Meşhur sûfilerden Malik b. Dinar k.s. bir zamanlar bir ev kiralamıştı. Komşusu bir yahudi idi. Malik b. Dinar’ın evinin kıbleye bakan cephesi o yahudi komşu tarafına denk düşüyordu. Bu yahudi evinin önüne bir tuvalet yapmış, pislikleri Hazret’in duvarının kenarına atarak orayı kirletiyordu. Bir gün Malik b. Dinar k.s. hazretlerinin yanına gelerek:
– Sen bu halden rahatsız olmuyor musun, diye sordu.
– Evet, oluyorum. Ama yıkıyor, temizliyorum.
– Bu sıkıntıya niçin katlanıyorsun ki? Bu düşmanlığa, kine kim için katlanıyorsun?
– Allah Tealâ’nın rızası için. Çünkü o şöyle buyuruyor:
“O takva sahipleri ki, bollukta da darlıkta da Allah için infak ederler.

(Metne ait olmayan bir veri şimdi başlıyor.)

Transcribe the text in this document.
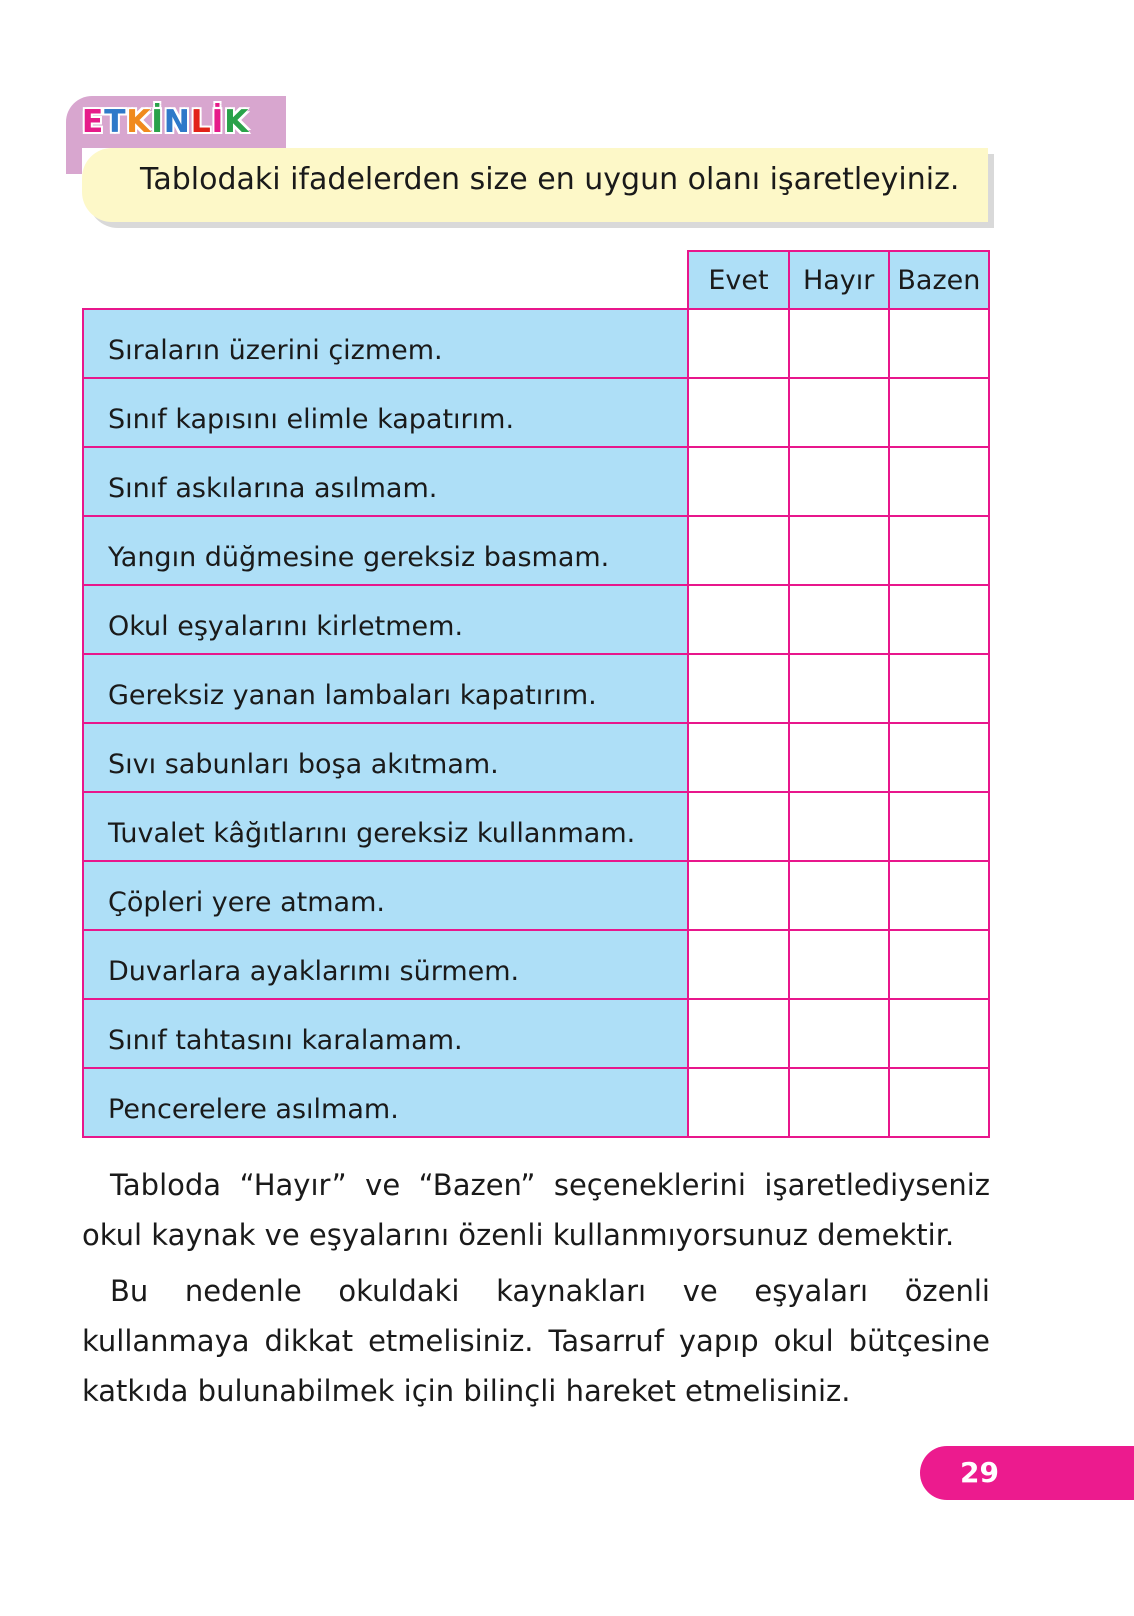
ETKİNLİK

Tablodaki ifadelerden size en uygun olanı işaretleyiniz.

	Evet	Hayır	Bazen
Sıraların üzerini çizmem.			
Sınıf kapısını elimle kapatırım.			
Sınıf askılarına asılmam.			
Yangın düğmesine gereksiz basmam.			
Okul eşyalarını kirletmem.			
Gereksiz yanan lambaları kapatırım.			
Sıvı sabunları boşa akıtmam.			
Tuvalet kâğıtlarını gereksiz kullanmam.			
Çöpleri yere atmam.			
Duvarlara ayaklarımı sürmem.			
Sınıf tahtasını karalamam.			
Pencerelere asılmam.			

Tabloda “Hayır” ve “Bazen” seçeneklerini işaretlediyseniz okul kaynak ve eşyalarını özenli kullanmıyorsunuz demektir.

Bu nedenle okuldaki kaynakları ve eşyaları özenli kullanmaya dikkat etmelisiniz. Tasarruf yapıp okul bütçesine katkıda bulunabilmek için bilinçli hareket etmelisiniz.

29
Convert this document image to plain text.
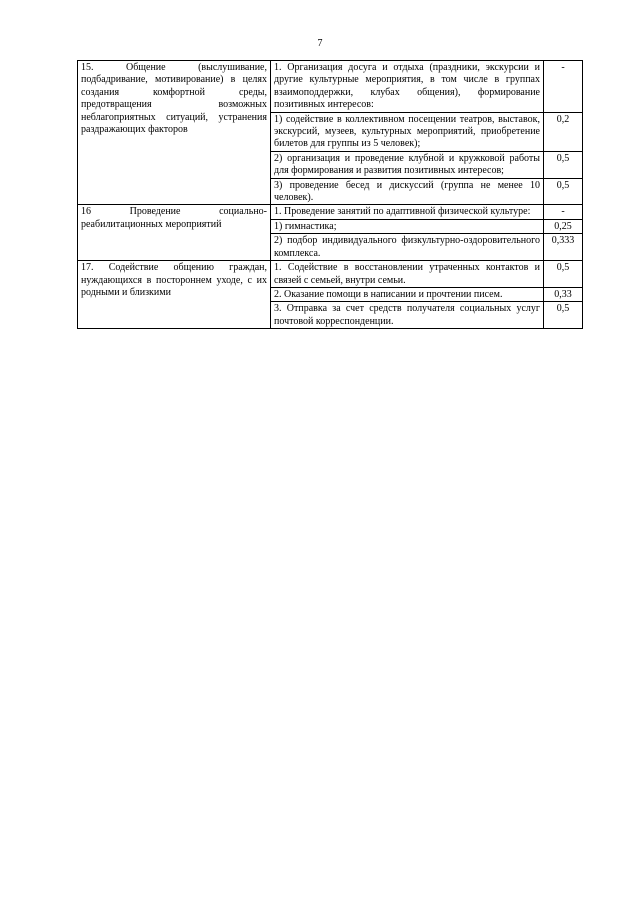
7
15. Общение (выслушивание, подбадривание, мотивирование) в целях создания комфортной среды, предотвращения возможных неблагоприятных ситуаций, устранения раздражающих факторов	1. Организация досуга и отдыха (праздники, экскурсии и другие культурные мероприятия, в том числе в группах взаимоподдержки, клубах общения), формирование позитивных интересов:	-
	1) содействие в коллективном посещении театров, выставок, экскурсий, музеев, культурных мероприятий, приобретение билетов для группы из 5 человек);	0,2
	2) организация и проведение клубной и кружковой работы для формирования и развития позитивных интересов;	0,5
	3) проведение бесед и дискуссий (группа не менее 10 человек).	0,5
16 Проведение социально-реабилитационных мероприятий	1. Проведение занятий по адаптивной физической культуре:	-
	1) гимнастика;	0,25
	2) подбор индивидуального физкультурно-оздоровительного комплекса.	0,333
17. Содействие общению граждан, нуждающихся в постороннем уходе, с их родными и близкими	1. Содействие в восстановлении утраченных контактов и связей с семьей, внутри семьи.	0,5
	2. Оказание помощи в написании и прочтении писем.	0,33
	3. Отправка за счет средств получателя социальных услуг почтовой корреспонденции.	0,5
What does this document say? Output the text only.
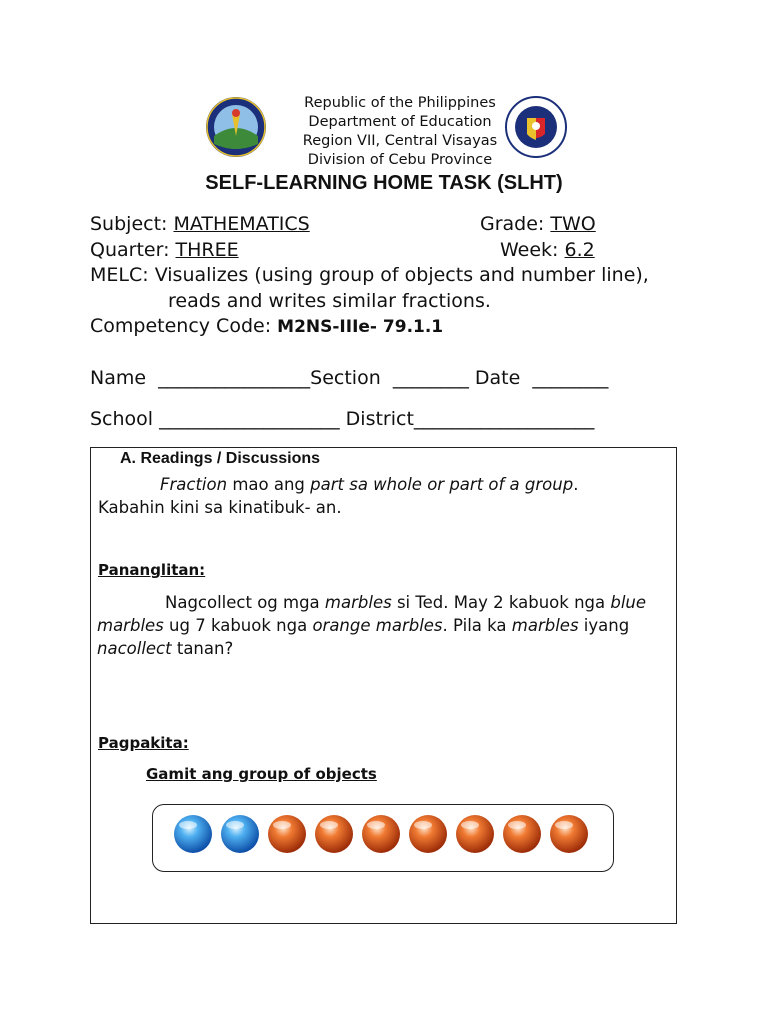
Republic of the Philippines
Department of Education
Region VII, Central Visayas
Division of Cebu Province
SELF-LEARNING HOME TASK (SLHT)
Subject: MATHEMATICS	Grade: TWO
Quarter: THREE	Week: 6.2
MELC: Visualizes (using group of objects and number line),
reads and writes similar fractions.
Competency Code: M2NS-IIIe- 79.1.1
Name ________________Section ________ Date ________
School ___________________ District___________________
A. Readings / Discussions
Fraction mao ang part sa whole or part of a group.
Kabahin kini sa kinatibuk- an.
Pananglitan:
Nagcollect og mga marbles si Ted. May 2 kabuok nga blue
marbles ug 7 kabuok nga orange marbles. Pila ka marbles iyang
nacollect tanan?
Pagpakita:
Gamit ang group of objects
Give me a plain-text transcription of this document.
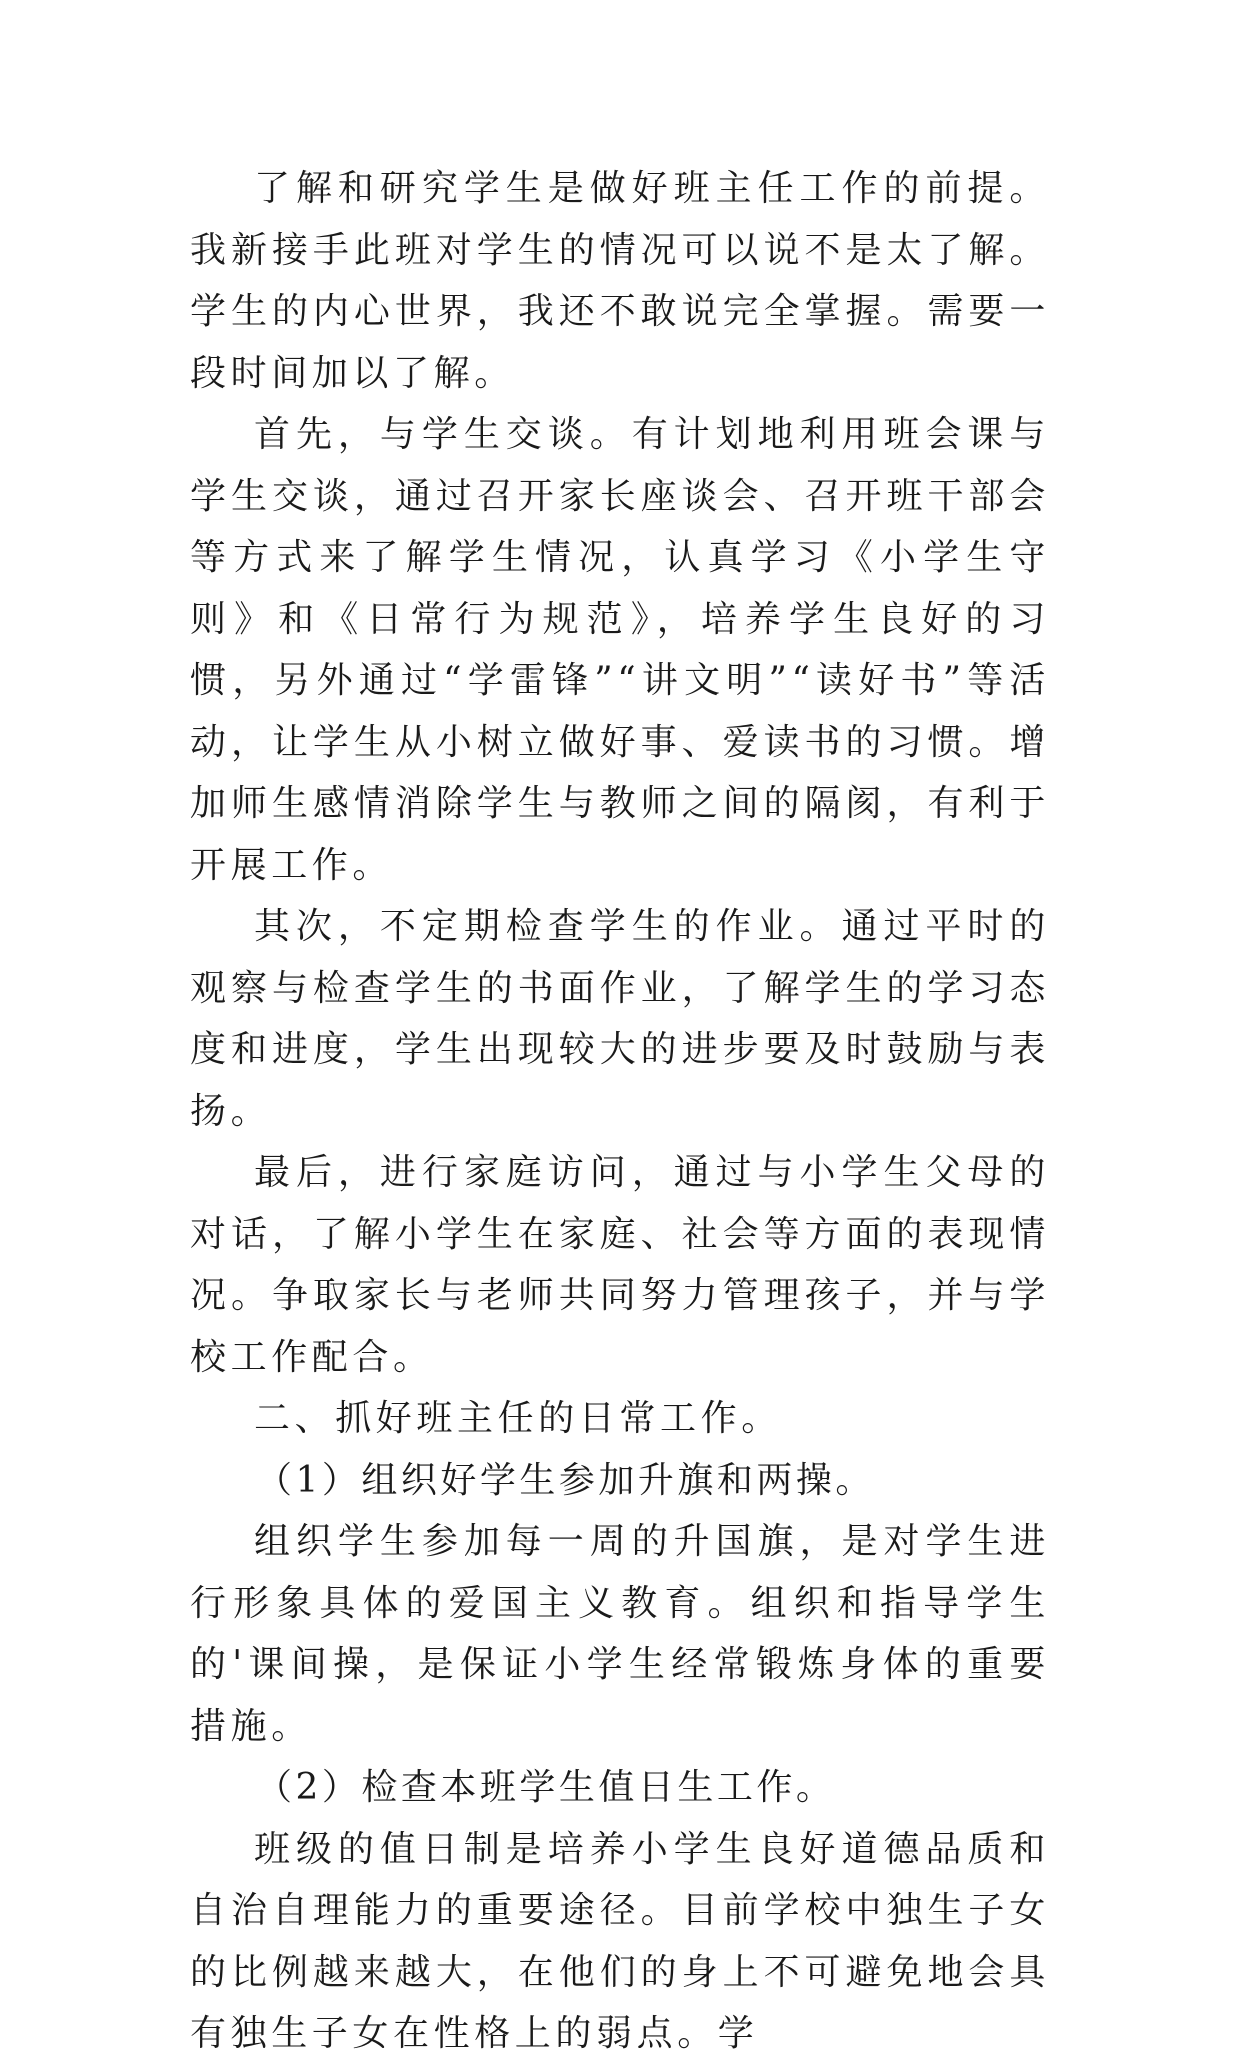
了解和研究学生是做好班主任工作的前提。我新接手此班对学生的情况可以说不是太了解。学生的内心世界，我还不敢说完全掌握。需要一段时间加以了解。

首先，与学生交谈。有计划地利用班会课与学生交谈，通过召开家长座谈会、召开班干部会等方式来了解学生情况，认真学习《小学生守则》和《日常行为规范》，培养学生良好的习惯，另外通过“学雷锋”“讲文明”“读好书”等活动，让学生从小树立做好事、爱读书的习惯。增加师生感情消除学生与教师之间的隔阂，有利于开展工作。

其次，不定期检查学生的作业。通过平时的观察与检查学生的书面作业，了解学生的学习态度和进度，学生出现较大的进步要及时鼓励与表扬。

最后，进行家庭访问，通过与小学生父母的对话，了解小学生在家庭、社会等方面的表现情况。争取家长与老师共同努力管理孩子，并与学校工作配合。

二、抓好班主任的日常工作。

（1）组织好学生参加升旗和两操。

组织学生参加每一周的升国旗，是对学生进行形象具体的爱国主义教育。组织和指导学生的'课间操，是保证小学生经常锻炼身体的重要措施。

（2）检查本班学生值日生工作。

班级的值日制是培养小学生良好道德品质和自治自理能力的重要途径。目前学校中独生子女的比例越来越大，在他们的身上不可避免地会具有独生子女在性格上的弱点。学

Öfkelerini de yutarlar ve insanları affederler.” (Âl-i İmran, 134) Bu cevap üzerine yahudi;
– Ne iyi bir din ki, saygın bir kişi benim gibi birinin verdiği eziyete katlanıyor. Asla bağırıp çağırmıyor, sabredip kimseye söylemiyor, dedi ve derhal müslüman oldu.